I notice that, in each case, I used the word “feel.” Life feels at once predestined and freewheeling. This could be good news: for if the computer nerds do end up chipping our brains, we might like this new shackled mind-life even more than our current “unplugged” existence; all they’d need to do is program us to emote deep joy for our enslavement. Like Hamlet reported about his good friends Rosencrantz and Guildenstern, when he sent them off on a mission to get themselves executed: “They do make love to this employment.” It matters not who’s pulling our strings and for what end, as long as we like the dance that we are doing.
Our computer-nerd overlords don’t have the same problem with us that the god Yahweh had with his human slaves in the pleasure garden. For he, the priests assure us, desired for humankind to have the freedom to choose whether to obey or disobey their maker: Yahweh did not want their fealty to be forced. But our computer-nerd overlords are free from such compunctions: if they had been in Yahweh God’s place, they would simply have made it impossible for humans to sin.
Now the chink in the armor of my optimism is that I’m assuming our computer-nerd overlords will care enough to make us feel blissful about obeying them. This is naive of me. Why would a parasite that suffers no remorse when usurping volition care how its host feels about being conquered? These computer-nerd overlords of ours seem, on the contrary, far more likely to preset our feelings to “endless unpleasure.”
The question is: Can you truly take over the mind of another being without yourself feeling that being’s feelings? How can you achieve total mind control without “becoming what you behold,” as it were, since emotions are an integral part of the mind? The answer will probably be that they don’t care if their control is absolute: they only require enough access to our will so that they may compel us to do all their dirty work.
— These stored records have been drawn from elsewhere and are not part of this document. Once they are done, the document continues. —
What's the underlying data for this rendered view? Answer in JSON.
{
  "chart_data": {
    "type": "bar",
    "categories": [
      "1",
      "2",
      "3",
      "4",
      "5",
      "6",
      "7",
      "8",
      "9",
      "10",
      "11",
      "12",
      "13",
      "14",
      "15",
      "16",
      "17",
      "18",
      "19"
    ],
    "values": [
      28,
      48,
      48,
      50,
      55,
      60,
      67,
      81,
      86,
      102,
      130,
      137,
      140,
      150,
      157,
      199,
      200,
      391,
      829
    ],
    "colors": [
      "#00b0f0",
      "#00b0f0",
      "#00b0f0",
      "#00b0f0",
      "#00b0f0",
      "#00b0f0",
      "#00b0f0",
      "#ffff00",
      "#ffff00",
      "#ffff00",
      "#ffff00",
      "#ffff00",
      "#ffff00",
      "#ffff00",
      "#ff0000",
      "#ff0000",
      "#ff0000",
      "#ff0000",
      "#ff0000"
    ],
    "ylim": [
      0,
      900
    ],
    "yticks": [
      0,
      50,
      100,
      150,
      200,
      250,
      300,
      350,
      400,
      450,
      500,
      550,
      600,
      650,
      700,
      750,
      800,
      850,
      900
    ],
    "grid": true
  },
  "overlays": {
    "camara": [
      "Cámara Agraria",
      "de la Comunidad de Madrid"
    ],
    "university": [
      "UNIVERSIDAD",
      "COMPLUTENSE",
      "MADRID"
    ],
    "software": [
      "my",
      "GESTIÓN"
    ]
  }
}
Yes, that’s the rub. They’re not trying to be us; they only wish to move us around. It’s the same relationship that mankind has always established with other animals. A cowboy is not interested in what his horse dreamt about last night; he just needs the beast to trot him to the saloon. And does any keeper care for the wise counsel that his bees are conveying to him through their dancing? No: beekeepers simply grab the honey and run.
Also, think about which came first: the chicken or the egg. (Instead of asking WHY, maybe we should be questioning exactly WHAT crossed the road. And recall that “the other side” is a euphemism for the afterlife.)
Perhaps we already are commandeered by computer-folk. We might not know it, because we’ve been programmed to misremember. But even if this is not the case, one point is certain: Something is operating us, and it ain’t altogether ourselves. To err is human; it is also irreconcilable with intention. Think of anyone, after performing a shameful act, exclaiming “I don’t know what got into me.”
Is this the evidence of a wireless remote control having been employed? No, it just means that volition is incommensurate with reality. If one’s arrow fails to hit the target, it doesn’t necessarily prove that a counterforce willed the shot astray; it could just mean that our aim is off. Nevertheless, as John’s Jesus says, the wind is God, blowing wherever he desires, and constantly at odds with our hopes and dreams.
Why is God such a trickster? That’s a question that I should tackle in a future lecture.